Thursday, January 28, 2010

Once Was Lost

Once Was Lost, written by Sara Zarr, offers a deeply emotional story told in first person.

Fifteen-year-old Samara Taylor faces a dry, desert summer alone as the only child of a small town pastor. Her mother was recently admitted to a local rehab facility for alcoholics. Money is tight. It feels like everyone watches her every move. That is, except for her father who seems to preoccupied with the church to pay any attention to Sam or her mother.

When Sam desperately needs stability, she receives even less. Jody, a young girl from youth group, is kidnapped. The case receives national attention with Sam's dad serving as the family's spokesperson. As a result, Sam gets shuffled from one home to the next while confusion, fear and suspicion whirl around town. While nothing is being said or done about Sam's mother, a young, attractive youth leader gives and gets more attention than necessary from Pastor Taylor.

Sam wants to believe in God, but struggles to reconcile the faith she used to claim with the reality of her current life, now seemingly in shards. Her one link to "normal" appears to be Nick, Jody's older brother and a friend from youth group. They seem to understand one another, even through the chaos, and hint at a possible romance. Nick delays leaving for college while authorities continue the search for his sister. Everyone in town seems to be a suspect, including Nick and Sam's dad.

Can Sam trust anyone? Can anyone really trust God? Will Sam's family ever be pieced back together? And what has really happened to Jody?

What I Like: This book is brilliantly written! The author intricately develops her characters with authenticity and tangible conflict. I like that the characters really struggle with their faith. I like that it shows Christians as forgiven, but not perfect. We're not immune to sin and difficulty. I also like that it shows the true complexity of living under the lens of full-time ministry. Most teens don't realize how isolated and excluded pastor's families can feel, especially the kids. This book can help them be more included, more understood and part of the church community.

**Spoiler Alert!** I really like that redemption is found. Not everything is tied up with a pretty ribbon, but Sam does find God and the hope He offers. While not all is perfect, it is positive. Forgives is extended; restoration begins.

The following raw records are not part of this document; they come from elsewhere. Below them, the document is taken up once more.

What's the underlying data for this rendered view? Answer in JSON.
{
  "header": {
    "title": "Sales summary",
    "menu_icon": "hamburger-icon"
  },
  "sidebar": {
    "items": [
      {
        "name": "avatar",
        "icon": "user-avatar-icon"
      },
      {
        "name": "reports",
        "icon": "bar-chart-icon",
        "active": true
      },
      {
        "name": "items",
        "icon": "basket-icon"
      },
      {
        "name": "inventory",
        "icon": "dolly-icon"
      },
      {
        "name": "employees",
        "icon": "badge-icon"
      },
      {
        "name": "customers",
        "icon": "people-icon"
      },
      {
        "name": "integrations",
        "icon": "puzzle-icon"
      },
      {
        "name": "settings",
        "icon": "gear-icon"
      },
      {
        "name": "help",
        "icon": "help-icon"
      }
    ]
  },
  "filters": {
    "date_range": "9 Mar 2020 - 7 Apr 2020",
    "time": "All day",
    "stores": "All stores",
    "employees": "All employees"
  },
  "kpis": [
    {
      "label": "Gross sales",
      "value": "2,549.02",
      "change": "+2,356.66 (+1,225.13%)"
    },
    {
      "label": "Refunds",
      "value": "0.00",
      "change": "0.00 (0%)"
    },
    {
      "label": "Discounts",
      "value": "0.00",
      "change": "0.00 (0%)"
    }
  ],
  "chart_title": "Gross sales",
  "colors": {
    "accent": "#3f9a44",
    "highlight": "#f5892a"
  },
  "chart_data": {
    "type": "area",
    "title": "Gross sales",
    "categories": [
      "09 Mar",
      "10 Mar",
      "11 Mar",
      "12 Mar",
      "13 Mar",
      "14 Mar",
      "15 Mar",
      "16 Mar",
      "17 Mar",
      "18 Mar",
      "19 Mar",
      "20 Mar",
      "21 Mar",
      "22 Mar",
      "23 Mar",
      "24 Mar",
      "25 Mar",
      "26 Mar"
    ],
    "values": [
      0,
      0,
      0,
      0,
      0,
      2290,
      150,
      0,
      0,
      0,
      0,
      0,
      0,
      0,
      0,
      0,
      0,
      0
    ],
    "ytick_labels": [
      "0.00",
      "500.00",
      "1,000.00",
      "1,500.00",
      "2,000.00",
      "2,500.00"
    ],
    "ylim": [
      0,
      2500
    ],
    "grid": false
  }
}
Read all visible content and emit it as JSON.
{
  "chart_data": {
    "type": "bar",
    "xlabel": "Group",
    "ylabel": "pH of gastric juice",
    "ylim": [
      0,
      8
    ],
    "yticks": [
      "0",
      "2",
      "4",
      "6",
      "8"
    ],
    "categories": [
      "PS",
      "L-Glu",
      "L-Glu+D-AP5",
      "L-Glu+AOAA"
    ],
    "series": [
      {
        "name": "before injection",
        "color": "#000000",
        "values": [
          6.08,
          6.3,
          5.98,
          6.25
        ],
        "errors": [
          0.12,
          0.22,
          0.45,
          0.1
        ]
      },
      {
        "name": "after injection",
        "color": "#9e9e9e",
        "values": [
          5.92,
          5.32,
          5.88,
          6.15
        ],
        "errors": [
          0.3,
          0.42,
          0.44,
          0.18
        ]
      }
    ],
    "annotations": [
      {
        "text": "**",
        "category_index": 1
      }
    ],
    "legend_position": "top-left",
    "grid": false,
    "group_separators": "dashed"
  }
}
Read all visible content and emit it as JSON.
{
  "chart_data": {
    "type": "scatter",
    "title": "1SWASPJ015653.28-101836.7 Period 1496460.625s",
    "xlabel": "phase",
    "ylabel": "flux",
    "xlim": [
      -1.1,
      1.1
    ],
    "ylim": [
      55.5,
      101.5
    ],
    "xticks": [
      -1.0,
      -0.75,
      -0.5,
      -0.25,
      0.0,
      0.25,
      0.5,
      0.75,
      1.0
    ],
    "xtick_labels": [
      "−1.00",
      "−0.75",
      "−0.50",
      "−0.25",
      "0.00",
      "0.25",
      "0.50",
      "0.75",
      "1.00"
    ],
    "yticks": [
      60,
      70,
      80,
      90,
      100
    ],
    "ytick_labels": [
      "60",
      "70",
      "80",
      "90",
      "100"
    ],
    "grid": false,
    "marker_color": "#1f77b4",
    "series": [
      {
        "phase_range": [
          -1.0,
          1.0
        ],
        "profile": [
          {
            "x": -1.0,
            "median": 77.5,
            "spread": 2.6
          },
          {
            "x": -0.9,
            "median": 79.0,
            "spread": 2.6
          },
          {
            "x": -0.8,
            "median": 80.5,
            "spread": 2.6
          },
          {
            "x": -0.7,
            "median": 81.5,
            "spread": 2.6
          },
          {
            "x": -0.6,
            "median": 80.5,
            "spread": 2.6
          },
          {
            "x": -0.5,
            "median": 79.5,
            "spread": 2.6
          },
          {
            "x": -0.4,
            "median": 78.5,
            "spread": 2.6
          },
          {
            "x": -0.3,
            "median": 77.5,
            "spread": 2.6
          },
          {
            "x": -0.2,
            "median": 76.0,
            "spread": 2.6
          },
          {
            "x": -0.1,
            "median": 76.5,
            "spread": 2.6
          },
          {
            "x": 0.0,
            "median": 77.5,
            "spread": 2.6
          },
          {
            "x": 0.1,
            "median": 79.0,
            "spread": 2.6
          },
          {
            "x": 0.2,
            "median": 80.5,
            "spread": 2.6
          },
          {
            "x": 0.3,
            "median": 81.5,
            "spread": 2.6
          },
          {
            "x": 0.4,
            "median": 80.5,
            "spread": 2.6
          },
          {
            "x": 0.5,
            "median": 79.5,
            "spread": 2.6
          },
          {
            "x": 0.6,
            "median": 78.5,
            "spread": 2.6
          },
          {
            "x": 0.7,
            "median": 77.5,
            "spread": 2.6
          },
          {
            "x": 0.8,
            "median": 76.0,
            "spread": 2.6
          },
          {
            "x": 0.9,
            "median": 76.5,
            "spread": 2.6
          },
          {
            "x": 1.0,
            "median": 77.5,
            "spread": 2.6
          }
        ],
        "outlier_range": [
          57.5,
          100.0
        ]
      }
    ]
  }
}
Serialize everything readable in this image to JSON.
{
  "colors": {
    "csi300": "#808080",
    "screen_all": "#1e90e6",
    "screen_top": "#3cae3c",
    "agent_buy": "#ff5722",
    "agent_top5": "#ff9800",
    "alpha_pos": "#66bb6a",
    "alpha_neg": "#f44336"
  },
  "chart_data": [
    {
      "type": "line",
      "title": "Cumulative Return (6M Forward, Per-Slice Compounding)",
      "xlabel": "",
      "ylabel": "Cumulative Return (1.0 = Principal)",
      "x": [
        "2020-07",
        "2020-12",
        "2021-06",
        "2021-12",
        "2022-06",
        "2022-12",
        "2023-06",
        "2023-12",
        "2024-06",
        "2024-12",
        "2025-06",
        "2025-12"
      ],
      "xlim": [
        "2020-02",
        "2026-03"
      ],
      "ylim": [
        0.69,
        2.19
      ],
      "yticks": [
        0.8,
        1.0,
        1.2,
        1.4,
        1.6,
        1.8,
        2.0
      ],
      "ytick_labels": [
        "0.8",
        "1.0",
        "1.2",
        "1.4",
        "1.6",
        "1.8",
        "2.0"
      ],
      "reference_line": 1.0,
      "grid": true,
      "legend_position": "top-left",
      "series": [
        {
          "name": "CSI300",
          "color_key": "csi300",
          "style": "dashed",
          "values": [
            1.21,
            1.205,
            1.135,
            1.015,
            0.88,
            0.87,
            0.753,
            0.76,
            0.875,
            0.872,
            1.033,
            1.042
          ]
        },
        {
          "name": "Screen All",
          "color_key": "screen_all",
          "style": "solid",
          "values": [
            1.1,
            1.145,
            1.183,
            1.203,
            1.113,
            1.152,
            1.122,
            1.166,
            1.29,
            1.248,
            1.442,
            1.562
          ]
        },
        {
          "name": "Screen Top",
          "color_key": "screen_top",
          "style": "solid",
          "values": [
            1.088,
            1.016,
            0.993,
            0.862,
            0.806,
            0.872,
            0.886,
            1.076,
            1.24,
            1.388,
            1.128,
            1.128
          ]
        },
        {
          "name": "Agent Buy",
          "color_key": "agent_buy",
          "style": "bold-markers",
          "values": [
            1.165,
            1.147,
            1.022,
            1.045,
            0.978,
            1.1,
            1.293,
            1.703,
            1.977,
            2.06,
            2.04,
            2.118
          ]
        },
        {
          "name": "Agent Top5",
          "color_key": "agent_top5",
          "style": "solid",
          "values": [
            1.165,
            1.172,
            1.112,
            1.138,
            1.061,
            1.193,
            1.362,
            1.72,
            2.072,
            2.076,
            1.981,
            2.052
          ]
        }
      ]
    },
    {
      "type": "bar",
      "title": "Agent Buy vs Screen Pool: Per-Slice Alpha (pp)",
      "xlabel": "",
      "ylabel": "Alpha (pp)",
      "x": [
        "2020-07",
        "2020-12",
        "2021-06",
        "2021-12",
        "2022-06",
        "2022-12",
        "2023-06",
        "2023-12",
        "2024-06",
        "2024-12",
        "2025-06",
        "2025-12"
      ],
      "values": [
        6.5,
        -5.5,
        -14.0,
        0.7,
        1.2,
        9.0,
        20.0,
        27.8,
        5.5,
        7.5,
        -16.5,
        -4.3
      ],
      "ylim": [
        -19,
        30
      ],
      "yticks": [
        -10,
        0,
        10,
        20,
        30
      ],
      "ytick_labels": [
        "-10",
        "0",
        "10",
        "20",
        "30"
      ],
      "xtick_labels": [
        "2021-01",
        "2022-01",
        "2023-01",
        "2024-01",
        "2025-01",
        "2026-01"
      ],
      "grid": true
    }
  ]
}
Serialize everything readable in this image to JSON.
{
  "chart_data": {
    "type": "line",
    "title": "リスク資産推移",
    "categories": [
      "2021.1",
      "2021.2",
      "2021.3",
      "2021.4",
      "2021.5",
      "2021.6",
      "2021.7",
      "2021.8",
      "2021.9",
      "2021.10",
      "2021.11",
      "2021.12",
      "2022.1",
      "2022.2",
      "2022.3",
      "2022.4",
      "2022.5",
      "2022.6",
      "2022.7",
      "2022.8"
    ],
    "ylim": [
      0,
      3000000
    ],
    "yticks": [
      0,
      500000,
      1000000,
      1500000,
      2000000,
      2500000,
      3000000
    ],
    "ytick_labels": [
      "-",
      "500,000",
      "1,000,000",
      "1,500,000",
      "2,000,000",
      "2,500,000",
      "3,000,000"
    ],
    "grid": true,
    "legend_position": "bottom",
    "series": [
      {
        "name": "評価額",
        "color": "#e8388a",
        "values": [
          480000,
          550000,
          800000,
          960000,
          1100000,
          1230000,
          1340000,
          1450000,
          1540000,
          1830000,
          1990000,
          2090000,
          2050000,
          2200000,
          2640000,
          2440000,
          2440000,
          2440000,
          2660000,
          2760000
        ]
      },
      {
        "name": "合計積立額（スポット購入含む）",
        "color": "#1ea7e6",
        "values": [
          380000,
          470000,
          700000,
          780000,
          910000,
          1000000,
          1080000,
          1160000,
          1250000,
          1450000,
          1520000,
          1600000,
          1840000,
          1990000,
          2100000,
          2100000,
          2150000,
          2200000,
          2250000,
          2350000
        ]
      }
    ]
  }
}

What I Dislike: Because it's so well-written, the book is thoroughly depressing at the beginning. If your teen already struggles with emotional disorders, this is not the book for her. Also, Nick curses once (sh***y). I believe the character would use that word, but because the author already did such a fantastic job creating the characters, the inclusion of a curse word was completely unnecessary.

Overall Rating: Very Good.

Age Appeal: 12 and up

Publisher Info: Little, Brown Books for Young Readers, 2009; ISBN: 0316036048; Hardcover; $16.99

Buy it Now at for $11.55!

Special Info: Adult readers may enjoy this title as well. It is also available in Kindle format and as an audio CD or audio download.